Early the next morning, I went with my research associate, Jones Harris, to his office suite in the Criminal District Court Building, where Garrison had left word with his assistant, district attorney, James C. Alcock, that I "should start going through the evidence." He brought in six cardboard cartons that contained such Shaw's personal paraphernalia as letters, photographs, manuscripts, checkbooks, address books, calendars, blueprints for the renovation of houses in the French Quarters (which had been one of his civic projects) and a Mardi Gras costume and, before leaving us alone with it, he explained that the staff had yet to fully examine it.

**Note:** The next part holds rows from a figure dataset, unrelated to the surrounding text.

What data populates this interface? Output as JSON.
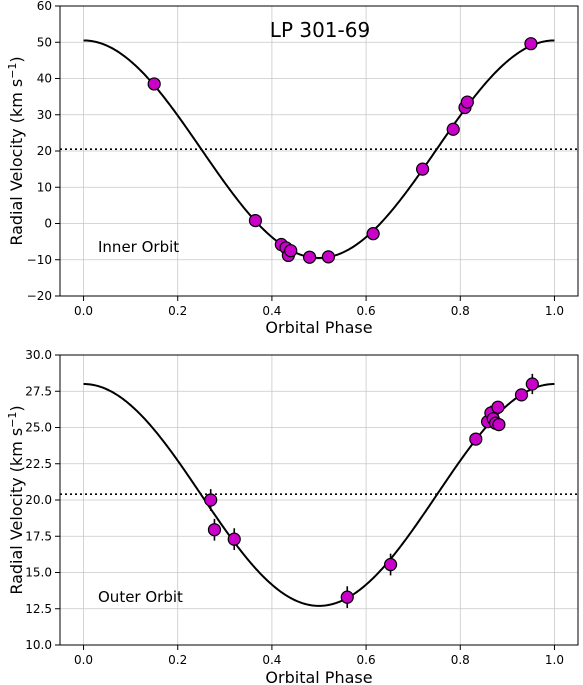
{
  "chart_data": [
    {
      "type": "scatter",
      "title": "LP 301-69",
      "annotation": "Inner Orbit",
      "xlabel": "Orbital Phase",
      "ylabel": "Radial Velocity (km s",
      "ylabel_sup": "−1",
      "ylabel_end": ")",
      "xlim": [
        -0.05,
        1.05
      ],
      "ylim": [
        -20,
        60
      ],
      "xticks": [
        0.0,
        0.2,
        0.4,
        0.6,
        0.8,
        1.0
      ],
      "xtick_labels": [
        "0.0",
        "0.2",
        "0.4",
        "0.6",
        "0.8",
        "1.0"
      ],
      "yticks": [
        -20,
        -10,
        0,
        10,
        20,
        30,
        40,
        50,
        60
      ],
      "ytick_labels": [
        "−20",
        "−10",
        "0",
        "10",
        "20",
        "30",
        "40",
        "50",
        "60"
      ],
      "grid": true,
      "systemic_velocity": 20.5,
      "model_curve": {
        "gamma": 20.5,
        "amplitude": 30.0
      },
      "marker_color": "#c800c8",
      "points": {
        "x": [
          0.15,
          0.365,
          0.42,
          0.43,
          0.435,
          0.44,
          0.48,
          0.52,
          0.615,
          0.72,
          0.785,
          0.81,
          0.815,
          0.95
        ],
        "y": [
          38.5,
          0.8,
          -5.8,
          -6.7,
          -8.8,
          -7.5,
          -9.3,
          -9.2,
          -2.8,
          15.0,
          26.0,
          32.0,
          33.5,
          49.6
        ],
        "yerr": [
          0,
          0,
          0,
          0,
          0,
          0,
          0,
          0,
          0,
          0,
          0,
          0,
          0,
          0
        ]
      }
    },
    {
      "type": "scatter",
      "title": "",
      "annotation": "Outer Orbit",
      "xlabel": "Orbital Phase",
      "ylabel": "Radial Velocity (km s",
      "ylabel_sup": "−1",
      "ylabel_end": ")",
      "xlim": [
        -0.05,
        1.05
      ],
      "ylim": [
        10.0,
        30.0
      ],
      "xticks": [
        0.0,
        0.2,
        0.4,
        0.6,
        0.8,
        1.0
      ],
      "xtick_labels": [
        "0.0",
        "0.2",
        "0.4",
        "0.6",
        "0.8",
        "1.0"
      ],
      "yticks": [
        10.0,
        12.5,
        15.0,
        17.5,
        20.0,
        22.5,
        25.0,
        27.5,
        30.0
      ],
      "ytick_labels": [
        "10.0",
        "12.5",
        "15.0",
        "17.5",
        "20.0",
        "22.5",
        "25.0",
        "27.5",
        "30.0"
      ],
      "grid": true,
      "systemic_velocity": 20.4,
      "model_curve": {
        "gamma": 20.35,
        "amplitude": 7.65
      },
      "marker_color": "#c800c8",
      "points": {
        "x": [
          0.27,
          0.278,
          0.32,
          0.56,
          0.652,
          0.833,
          0.858,
          0.865,
          0.87,
          0.875,
          0.88,
          0.882,
          0.93,
          0.953
        ],
        "y": [
          20.0,
          17.95,
          17.3,
          13.3,
          15.55,
          24.2,
          25.4,
          26.0,
          25.6,
          25.3,
          26.4,
          25.2,
          27.25,
          28.0
        ],
        "yerr": [
          0.75,
          0.75,
          0.75,
          0.75,
          0.75,
          0.4,
          0.4,
          0.5,
          0.4,
          0.4,
          0.4,
          0.3,
          0.4,
          0.7
        ]
      }
    }
  ]
}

Even though a Judge's order had forbidden disclosure or discussion of the evidence in the case, Garrison apparently had no compunction about turning it over to a journalist to peruse.

Though none of this material, as far as I could see, had any bearing on the conspiracy Garrison had described to me the night before, Harris discovered a striking coincidence between a 5 digit number in Shaw's address book and one in Lee Harvey Oswald's book. Oswald's phone book contained the number 19106 preceded by the Cyrillic letters DD. Shaw's book contained the same number in an entry "Lee Odom, PO Box 19106, Dallas, Tex". It was of course only a partial match since the prefixes were different, but, if it proved to be more than a coincidence, it could provide a connection between the two men. Apprised of this discovery by Harris, Garrison immediately announced to the press that he had linked Shaw to Oswald. He stated without equivocation that Shaw and Oswald's address books had the identical entry in them "PO 19106" (which was untrue), that this number was "nonexistent" (which he had not yet determined) and that the number was a code, which when deciphered, produced the unlisted telephone number of Oswald's killer, Jack Ruby, and "no other number on earth" (which was also false). When asked by a reporter for the Times-Picayune how "PO 19106" became Ruby's number "WH 1-5601," Garrison, without missing a beat, explained that one simply transposed its third and last digit (so it became PO 16901) and then arbitrarily subtracted 1300. Since this nonsensical hocus-pocus still did not produce the "WH" portion of the number, Garrison added that the code was "subjective."

As it turned out upon investigation, the Post Office Box 19106 in Dallas not only existed but had been assigned to person listed in Shaw's book, Floyd Odom. He had contacted Shaw in 1957 in the hope of promoting a bloodless bullfight in New Orleans and left him his calling card, accounting for the entry. In any case, Odom's post office box number could not possibly have been the number in Oswald's address book, which had to be entered before he died in 1963, because, as the Dallas Post Office confirmed, that Post Office box number did not exist in Dallas before it was assigned to Odom in 1965. When caught in his own egregious false claim, Garrison attempted to divert attention, first by saying he wanted to find out "how many bull fights Mr. Odom actually produced"-- as if that was relevant-- and then by claiming he had found another number in Oswald's book which, when decoded, yielded the CIA's unlisted number in New Orleans (even though the CIA's number had been listed at the time in the phone directory). In each of these cases, he had, like a true Cabalist, drawn conspiratorial conclusions by attributing to innocent numbers, plucked out of a phone book, the sinister properties of hidden numbers that he claimed were encoded in them.